Electrolyte Imbalance and BUN Increases:
Patients receiving triamterene and hydrochlorothiazide should be carefully monitored for fluid or electrolyte imbalances, i.e., hyponatremia, hypochloremic alkalosis, hypokalemia, and hypomagnesemia. Determination of serum electrolytes to detect possible electrolyte imbalance should be performed at appropriate intervals. Serum and urine electrolyte determinations are especially important and should be frequently performed when the patient is vomiting or receiving parenteral fluids. Warning signs or symptoms of fluid and electrolyte imbalance include: dryness of mouth, thirst, weakness, lethargy, drowsiness, restlessness, muscle pains or cramps, muscular fatigue, hypotension, oliguria, tachycardia, and gastrointestinal disturbances such as nausea and vomiting.

Any chloride deficit during thiazide therapy is generally mild and usually does not require any specific treatment except under extraordinary circumstances (as in liver disease or renal disease). Dilutional hyponatremia may occur in edematous patients in hot weather; appropriate therapy is water restriction, rather than administration of salt, except in rare instances when the hyponatremia is life threatening. In actual salt depletion, appropriate replacement is the therapy of choice.

Hypokalemia may develop with thiazide therapy, especially with brisk diuresis, when severe cirrhosis is present, or during concomitant use of corticosteroids, ACTH, amphotericin B, or after prolonged thiazide therapy. However, hypokalemia of this type is usually prevented by the triamterene component of triamterene and hydrochlorothiazide tablets.

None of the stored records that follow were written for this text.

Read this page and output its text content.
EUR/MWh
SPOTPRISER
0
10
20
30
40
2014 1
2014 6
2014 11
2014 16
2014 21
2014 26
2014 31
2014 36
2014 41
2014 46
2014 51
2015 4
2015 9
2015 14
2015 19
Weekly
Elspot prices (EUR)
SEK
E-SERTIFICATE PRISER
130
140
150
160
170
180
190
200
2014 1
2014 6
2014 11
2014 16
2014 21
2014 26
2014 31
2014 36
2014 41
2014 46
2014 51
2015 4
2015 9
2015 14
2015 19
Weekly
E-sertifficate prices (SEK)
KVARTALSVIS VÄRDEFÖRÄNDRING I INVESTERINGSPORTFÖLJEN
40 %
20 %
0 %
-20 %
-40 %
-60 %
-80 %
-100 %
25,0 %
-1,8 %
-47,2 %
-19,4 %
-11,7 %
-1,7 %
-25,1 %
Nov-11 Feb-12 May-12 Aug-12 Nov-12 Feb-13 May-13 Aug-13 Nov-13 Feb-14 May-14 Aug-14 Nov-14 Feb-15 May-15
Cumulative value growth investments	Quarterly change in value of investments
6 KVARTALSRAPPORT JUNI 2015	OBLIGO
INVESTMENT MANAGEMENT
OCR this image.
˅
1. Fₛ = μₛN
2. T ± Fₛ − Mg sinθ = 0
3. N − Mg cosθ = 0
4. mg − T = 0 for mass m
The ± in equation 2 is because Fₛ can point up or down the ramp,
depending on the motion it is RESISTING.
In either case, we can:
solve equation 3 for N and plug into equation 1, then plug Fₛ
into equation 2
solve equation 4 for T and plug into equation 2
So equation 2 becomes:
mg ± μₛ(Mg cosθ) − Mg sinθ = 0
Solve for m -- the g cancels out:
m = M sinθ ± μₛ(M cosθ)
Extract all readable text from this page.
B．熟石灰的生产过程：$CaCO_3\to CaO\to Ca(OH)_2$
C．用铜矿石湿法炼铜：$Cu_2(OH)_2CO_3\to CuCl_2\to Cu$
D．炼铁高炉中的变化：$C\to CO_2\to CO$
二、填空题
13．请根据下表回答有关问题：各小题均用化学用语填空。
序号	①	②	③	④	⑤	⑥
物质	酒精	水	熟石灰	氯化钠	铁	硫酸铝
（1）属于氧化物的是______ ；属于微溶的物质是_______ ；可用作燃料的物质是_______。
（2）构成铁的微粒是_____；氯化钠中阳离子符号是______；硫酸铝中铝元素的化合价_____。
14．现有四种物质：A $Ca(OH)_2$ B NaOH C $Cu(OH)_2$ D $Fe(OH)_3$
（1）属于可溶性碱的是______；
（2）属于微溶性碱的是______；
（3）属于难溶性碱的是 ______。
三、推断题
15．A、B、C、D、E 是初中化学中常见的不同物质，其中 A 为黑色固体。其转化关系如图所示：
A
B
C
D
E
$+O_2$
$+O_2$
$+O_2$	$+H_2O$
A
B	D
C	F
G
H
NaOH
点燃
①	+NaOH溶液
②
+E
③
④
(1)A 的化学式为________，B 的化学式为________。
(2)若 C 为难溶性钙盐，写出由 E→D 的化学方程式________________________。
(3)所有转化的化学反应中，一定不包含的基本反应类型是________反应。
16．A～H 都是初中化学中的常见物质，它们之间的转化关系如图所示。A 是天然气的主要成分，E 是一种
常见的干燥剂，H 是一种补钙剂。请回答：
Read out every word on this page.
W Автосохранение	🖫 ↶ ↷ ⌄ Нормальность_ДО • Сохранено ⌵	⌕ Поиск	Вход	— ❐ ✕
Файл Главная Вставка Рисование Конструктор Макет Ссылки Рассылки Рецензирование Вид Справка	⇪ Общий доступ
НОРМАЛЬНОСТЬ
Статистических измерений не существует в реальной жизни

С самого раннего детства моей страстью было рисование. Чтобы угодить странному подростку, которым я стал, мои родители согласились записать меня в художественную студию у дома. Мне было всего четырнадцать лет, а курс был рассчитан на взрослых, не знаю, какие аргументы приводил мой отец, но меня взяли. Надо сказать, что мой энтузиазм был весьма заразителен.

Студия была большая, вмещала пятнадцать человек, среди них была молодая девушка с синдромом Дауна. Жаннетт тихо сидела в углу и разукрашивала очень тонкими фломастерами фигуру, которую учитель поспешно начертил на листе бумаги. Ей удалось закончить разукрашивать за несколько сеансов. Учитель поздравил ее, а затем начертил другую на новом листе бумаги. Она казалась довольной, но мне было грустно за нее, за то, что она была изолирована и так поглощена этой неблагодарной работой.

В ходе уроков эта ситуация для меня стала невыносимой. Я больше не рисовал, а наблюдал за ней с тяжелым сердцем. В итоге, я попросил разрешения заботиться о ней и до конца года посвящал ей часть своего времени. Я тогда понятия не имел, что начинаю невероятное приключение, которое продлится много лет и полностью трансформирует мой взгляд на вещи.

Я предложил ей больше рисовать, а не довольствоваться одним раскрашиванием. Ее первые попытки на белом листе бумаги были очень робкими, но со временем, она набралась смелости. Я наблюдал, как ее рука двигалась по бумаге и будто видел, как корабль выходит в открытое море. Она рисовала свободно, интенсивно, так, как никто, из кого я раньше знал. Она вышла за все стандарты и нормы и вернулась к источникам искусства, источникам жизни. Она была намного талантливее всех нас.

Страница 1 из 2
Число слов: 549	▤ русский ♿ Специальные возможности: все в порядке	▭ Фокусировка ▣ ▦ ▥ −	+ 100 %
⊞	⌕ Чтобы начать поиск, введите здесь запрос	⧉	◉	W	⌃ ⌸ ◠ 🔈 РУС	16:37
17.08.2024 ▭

Interference with adequate oral electrolyte intake will also contribute to hypokalemia. Hypokalemia can sensitize or exaggerate the response of the heart to the toxic effects of digitalis (e.g., increased ventricular irritability).

Triamterene and hydrochlorothiazide may produce an elevated blood urea nitrogen level (BUN), creatinine level or both. This is probably not the result of renal toxicity but is secondary to a reversible reduction of the glomerular filtration rate or a depletion of the intravascular fluid volume. Elevations in BUN and creatinine levels may be more frequent in patients receiving divided dose diuretic therapy. Periodic BUN and creatinine determinations should be made especially in elderly patients, patients with suspected or confirmed hepatic disease, or renal insufficiencies. If azotemia increases, triamterene and hydrochlorothiazide should be discontinued.

Hepatic Coma:
Triamterene and hydrochlorothiazide should be used with caution in patients with impaired hepatic function or progressive liver disease, since minor alterations of fluid and electrolyte balance may precipitate hepatic coma.

Renal Stones:
Triamterene has been reported in renal stones in association with other calculus components. Triamterene and hydrochlorothiazide should be used with caution in patients with histories of renal lithiasis.

Folic Acid Deficiency:
Triamterene is a weak folic acid antagonist and may contribute to the appearance of megaloblastosis in instances where folic acid stores are decreased. In such patients, periodic blood evaluations are recommended.

Hyperuricemia:
Hyperuricemia may occur or acute gout may be precipitated in certain patients receiving thiazide therapy.

Metabolic and Endocrine Effects:
The thiazides may decrease serum PBI levels without signs of thyroid disturbance.

Calcium excretion is decreased by thiazides. Pathological changes in the parathyroid gland with hypercalcemia and hypophosphatemia have been observed in a few patients on prolonged thiazide therapy. The common complications of hyperparathyroidism such as renal lithiasis, bone resorption, and peptic ulceration have not been seen. Thiazides should be discontinued before carrying out tests for parathyroid function.

Insulin requirements in diabetic patients may be increased, decreased or unchanged. Diabetes mellitus which has been latent may become manifest during thiazide administration.

Hypersensitivity:
Sensitivity reactions to thiazides may occur in patients with or without a history of allergy or bronchial asthma.

Possible exacerbation or activation of systemic lupus erythematosus by thiazides has been reported.